Sex is the trickiest minefield. 性是最棘手的雷区。
In the Rohingyas’ conservative Muslim culture, women are not supposed to talk about sex or their bodies at all. 在罗兴亚人保守的穆斯林文化中,女性根本不应该谈论性或身体。
They employ euphemisms, using different words to describe sex permissible by religion, or illegal sex and sex out of wedlock. 他们使用委婉语,用不同的词来描述宗教允许的性、非法性行为和婚外性行为。
Most of these terms are deliberately vague; they refer to “shameful spaces” and “secret places”. 这些术语大多故意含糊不清;他们表达为“可耻的地方”和“私密的地方”。

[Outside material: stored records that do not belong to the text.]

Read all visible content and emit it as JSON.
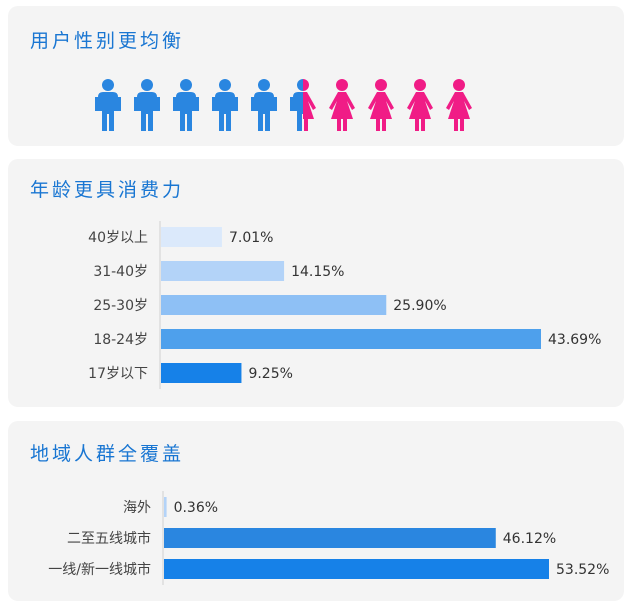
{
  "gender": {
    "title": "用户性别更均衡",
    "icon_count": 10,
    "male_share": 0.55,
    "male_color": "#2a86e0",
    "female_color": "#f01c86"
  },
  "chart_data": [
    {
      "type": "bar",
      "orientation": "horizontal",
      "title": "年龄更具消费力",
      "categories": [
        "40岁以上",
        "31-40岁",
        "25-30岁",
        "18-24岁",
        "17岁以下"
      ],
      "values": [
        7.01,
        14.15,
        25.9,
        43.69,
        9.25
      ],
      "value_labels": [
        "7.01%",
        "14.15%",
        "25.90%",
        "43.69%",
        "9.25%"
      ],
      "colors": [
        "#dbe9fb",
        "#b3d3f8",
        "#8ec0f5",
        "#4ea0ec",
        "#1681e8"
      ],
      "unit": "%",
      "grid": false,
      "legend": "none"
    },
    {
      "type": "bar",
      "orientation": "horizontal",
      "title": "地域人群全覆盖",
      "categories": [
        "海外",
        "二至五线城市",
        "一线/新一线城市"
      ],
      "values": [
        0.36,
        46.12,
        53.52
      ],
      "value_labels": [
        "0.36%",
        "46.12%",
        "53.52%"
      ],
      "colors": [
        "#b3d3f8",
        "#2a86e0",
        "#1681e8"
      ],
      "unit": "%",
      "grid": false,
      "legend": "none"
    }
  ]
}
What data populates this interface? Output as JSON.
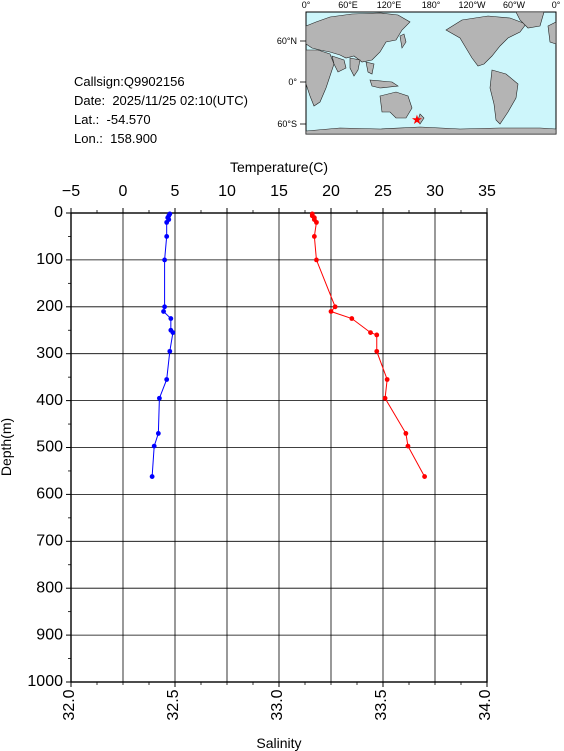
{
  "station": {
    "callsign_label": "Callsign:",
    "callsign": "Q9902156",
    "date_label": "Date:",
    "date": "2025/11/25 02:10(UTC)",
    "lat_label": "Lat.:",
    "lat": "-54.570",
    "lon_label": "Lon.:",
    "lon": "158.900"
  },
  "map": {
    "top_ticks": [
      "0°",
      "60°E",
      "120°E",
      "180°",
      "120°W",
      "60°W",
      "0°"
    ],
    "lat_ticks": [
      "60°N",
      "0°",
      "60°S"
    ],
    "colors": {
      "ocean": "#cdf6fb",
      "land": "#b4b4b4",
      "marker": "#ff0000"
    },
    "marker_icon": "star-icon"
  },
  "chart_data": {
    "type": "line",
    "title": "",
    "xlabel_top": "Temperature(C)",
    "xlabel_bottom": "Salinity",
    "ylabel": "Depth(m)",
    "temperature_range": [
      -5,
      35
    ],
    "salinity_range": [
      32.0,
      34.0
    ],
    "depth_range": [
      0,
      1000
    ],
    "y_inverted": true,
    "grid": true,
    "temperature_ticks": [
      "-5",
      "0",
      "5",
      "10",
      "15",
      "20",
      "25",
      "30",
      "35"
    ],
    "salinity_ticks": [
      "32.0",
      "32.5",
      "33.0",
      "33.5",
      "34.0"
    ],
    "depth_ticks": [
      "0",
      "100",
      "200",
      "300",
      "400",
      "500",
      "600",
      "700",
      "800",
      "900",
      "1000"
    ],
    "series": [
      {
        "key": "temperature",
        "color": "#0000ff",
        "axis": "temperature",
        "points": [
          [
            4.5,
            2
          ],
          [
            4.4,
            6
          ],
          [
            4.3,
            10
          ],
          [
            4.4,
            14
          ],
          [
            4.2,
            20
          ],
          [
            4.2,
            50
          ],
          [
            4.0,
            100
          ],
          [
            4.0,
            200
          ],
          [
            3.9,
            210
          ],
          [
            4.6,
            225
          ],
          [
            4.6,
            250
          ],
          [
            4.8,
            255
          ],
          [
            4.5,
            295
          ],
          [
            4.2,
            355
          ],
          [
            3.5,
            395
          ],
          [
            3.4,
            470
          ],
          [
            3.0,
            497
          ],
          [
            2.8,
            562
          ]
        ]
      },
      {
        "key": "salinity",
        "color": "#ff0000",
        "axis": "salinity",
        "points": [
          [
            33.16,
            2
          ],
          [
            33.16,
            6
          ],
          [
            33.17,
            10
          ],
          [
            33.17,
            14
          ],
          [
            33.18,
            20
          ],
          [
            33.17,
            50
          ],
          [
            33.18,
            100
          ],
          [
            33.27,
            200
          ],
          [
            33.25,
            210
          ],
          [
            33.35,
            225
          ],
          [
            33.44,
            255
          ],
          [
            33.47,
            260
          ],
          [
            33.47,
            295
          ],
          [
            33.52,
            355
          ],
          [
            33.51,
            395
          ],
          [
            33.61,
            470
          ],
          [
            33.62,
            497
          ],
          [
            33.7,
            562
          ]
        ]
      }
    ]
  }
}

For rape, they might use a word that means forceful torture. 他们可能会用一个意为强烈折磨的词来表达强奸。
This has legal consequences. 这会产生法律后果。
“I cannot imagine a Rohingya woman standing up in court and saying, ‘I was raped’,” says Mr Rahim. “我无法想象一名罗兴亚女性站在法庭上说,‘我被强奸了’,” 拉希姆说。
Interpreters must be cautioned not to fill in gaps or encourage their subjects to say particular things; that could weaken a prosecution. 口译员一定会被提醒不要填补语义空缺或鼓励他们的当事人说一些特别的事情;而这可能会削弱起诉。